1. Training Stage: Controlling risk at the source

• Safety alignment: Techniques like RLHF, RLAIF, RLVR strengthen the model’s ability to identify and refuse harmful instructions.
• Capability limitation: Methods like continual forgetting and capability boundary control suppress the development of dangerous skills.
• Explainability enhancement: Neural network reverse engineering and chain-of-thought monitoring improve model transparency.

2. Deployment Stage: Building multi-layered defense

• Access control: Implement user identity verification (KYC) and hierarchical permission management.
• Content filtering: Use real-time I/O classifiers to block hazardous input and output.
• Circuit breaker: Immediately suspend model operations upon detection of abnormal behavior.

3. Post-Deployment: Ongoing monitoring and emergency response

• Real-time anomaly detection: Monitor model behavior for deviations and quickly respond to latent risks.
• Vulnerability reporting: Encourage community participation to continuously improve security.
• Emergency drills: Regular simulation exercises to boost incident response capabilities.

4. Risk Governance: Beyond technical controls, robust governance mechanisms are needed**

• Internal governance: Establish AI safety committees and clear “three lines of defense” responsibilities.
• Transparent oversight: Release system cards and safety reports; accept third-party audits.
• **Emergency readiness: Maintain rapid response mechanisms for system isolation and law enforcement cooperation.
• Policy updates: Update the governance framework every 6–12 months to reflect new risk scenarios.

Question 5: What is the current risk level?

Our practice report, based on this framework, systematically assesses current large models across multiple risk dimensions—including biological/chemical hazard knowledge, strategic deception, self-replication, persuasive manipulation, cybersecurity, and collusion.

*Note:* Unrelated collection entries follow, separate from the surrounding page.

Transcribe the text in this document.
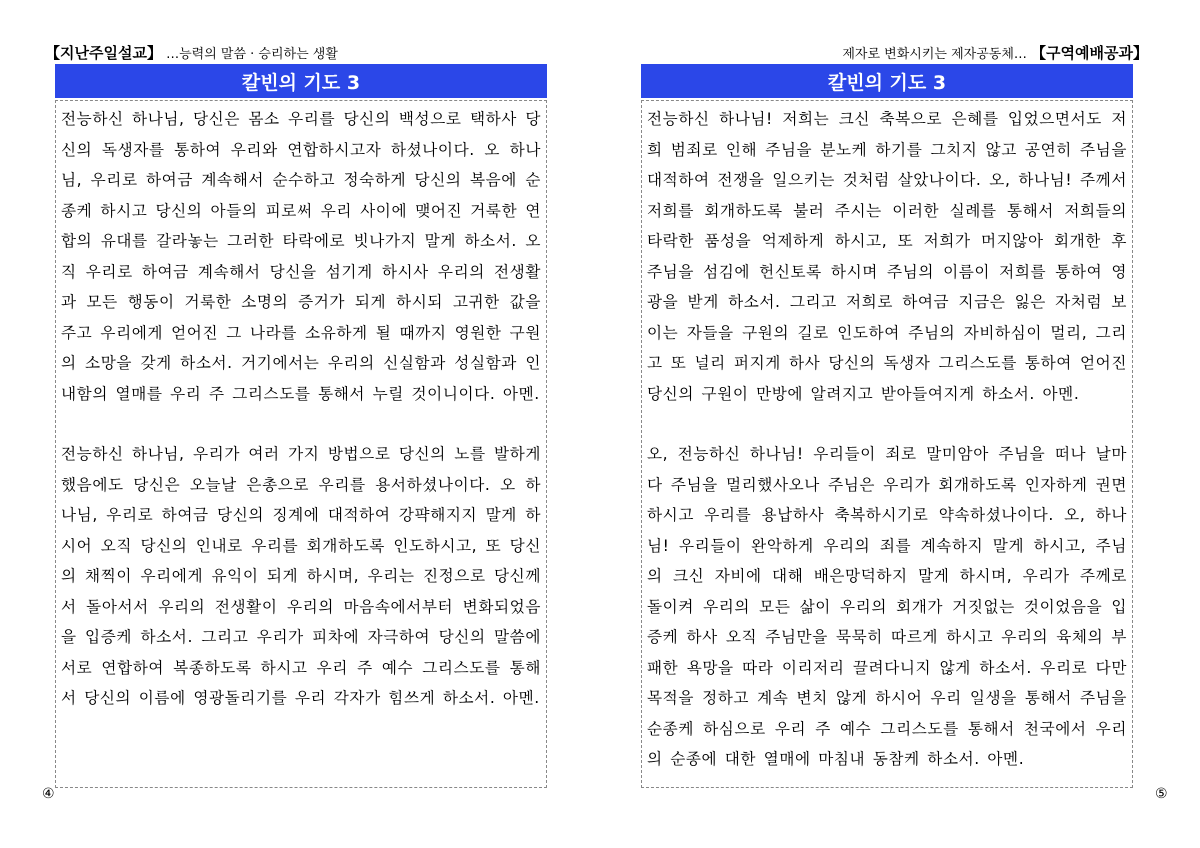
【지난주일설교】 …능력의 말씀 · 승리하는 생활	제자로 변화시키는 제자공동체… 【구역예배공과】
칼빈의 기도 3

전능하신 하나님, 당신은 몸소 우리를 당신의 백성으로 택하사 당신의 독생자를 통하여 우리와 연합하시고자 하셨나이다. 오 하나님, 우리로 하여금 계속해서 순수하고 정숙하게 당신의 복음에 순종케 하시고 당신의 아들의 피로써 우리 사이에 맺어진 거룩한 연합의 유대를 갈라놓는 그러한 타락에로 빗나가지 말게 하소서. 오직 우리로 하여금 계속해서 당신을 섬기게 하시사 우리의 전생활과 모든 행동이 거룩한 소명의 증거가 되게 하시되 고귀한 값을 주고 우리에게 얻어진 그 나라를 소유하게 될 때까지 영원한 구원의 소망을 갖게 하소서. 거기에서는 우리의 신실함과 성실함과 인내함의 열매를 우리 주 그리스도를 통해서 누릴 것이니이다. 아멘.

전능하신 하나님, 우리가 여러 가지 방법으로 당신의 노를 발하게 했음에도 당신은 오늘날 은총으로 우리를 용서하셨나이다. 오 하나님, 우리로 하여금 당신의 징계에 대적하여 강퍅해지지 말게 하시어 오직 당신의 인내로 우리를 회개하도록 인도하시고, 또 당신의 채찍이 우리에게 유익이 되게 하시며, 우리는 진정으로 당신께서 돌아서서 우리의 전생활이 우리의 마음속에서부터 변화되었음을 입증케 하소서. 그리고 우리가 피차에 자극하여 당신의 말씀에 서로 연합하여 복종하도록 하시고 우리 주 예수 그리스도를 통해서 당신의 이름에 영광돌리기를 우리 각자가 힘쓰게 하소서. 아멘.

칼빈의 기도 3

전능하신 하나님! 저희는 크신 축복으로 은혜를 입었으면서도 저희 범죄로 인해 주님을 분노케 하기를 그치지 않고 공연히 주님을 대적하여 전쟁을 일으키는 것처럼 살았나이다. 오, 하나님! 주께서 저희를 회개하도록 불러 주시는 이러한 실례를 통해서 저희들의 타락한 품성을 억제하게 하시고, 또 저희가 머지않아 회개한 후 주님을 섬김에 헌신토록 하시며 주님의 이름이 저희를 통하여 영광을 받게 하소서. 그리고 저희로 하여금 지금은 잃은 자처럼 보이는 자들을 구원의 길로 인도하여 주님의 자비하심이 멀리, 그리고 또 널리 퍼지게 하사 당신의 독생자 그리스도를 통하여 얻어진 당신의 구원이 만방에 알려지고 받아들여지게 하소서. 아멘.

오, 전능하신 하나님! 우리들이 죄로 말미암아 주님을 떠나 날마다 주님을 멀리했사오나 주님은 우리가 회개하도록 인자하게 권면하시고 우리를 용납하사 축복하시기로 약속하셨나이다. 오, 하나님! 우리들이 완악하게 우리의 죄를 계속하지 말게 하시고, 주님의 크신 자비에 대해 배은망덕하지 말게 하시며, 우리가 주께로 돌이켜 우리의 모든 삶이 우리의 회개가 거짓없는 것이었음을 입증케 하사 오직 주님만을 묵묵히 따르게 하시고 우리의 육체의 부패한 욕망을 따라 이리저리 끌려다니지 않게 하소서. 우리로 다만 목적을 정하고 계속 변치 않게 하시어 우리 일생을 통해서 주님을 순종케 하심으로 우리 주 예수 그리스도를 통해서 천국에서 우리의 순종에 대한 열매에 마침내 동참케 하소서. 아멘.

④	⑤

Key findings include:

• Frontier models already surpass human experts in many scientific fields, but introduce new security concerns;
• Greater model capability does not guarantee better alignment or safety;
• Models with strong reasoning perform notably on agentic-risk dimensions and require closer scrutiny;
• Threat potential is already apparent in persuasion, fraud, and self-replication;
• Current models have not yet reached high-risk thresholds for cyberattacks, but trends are concerning.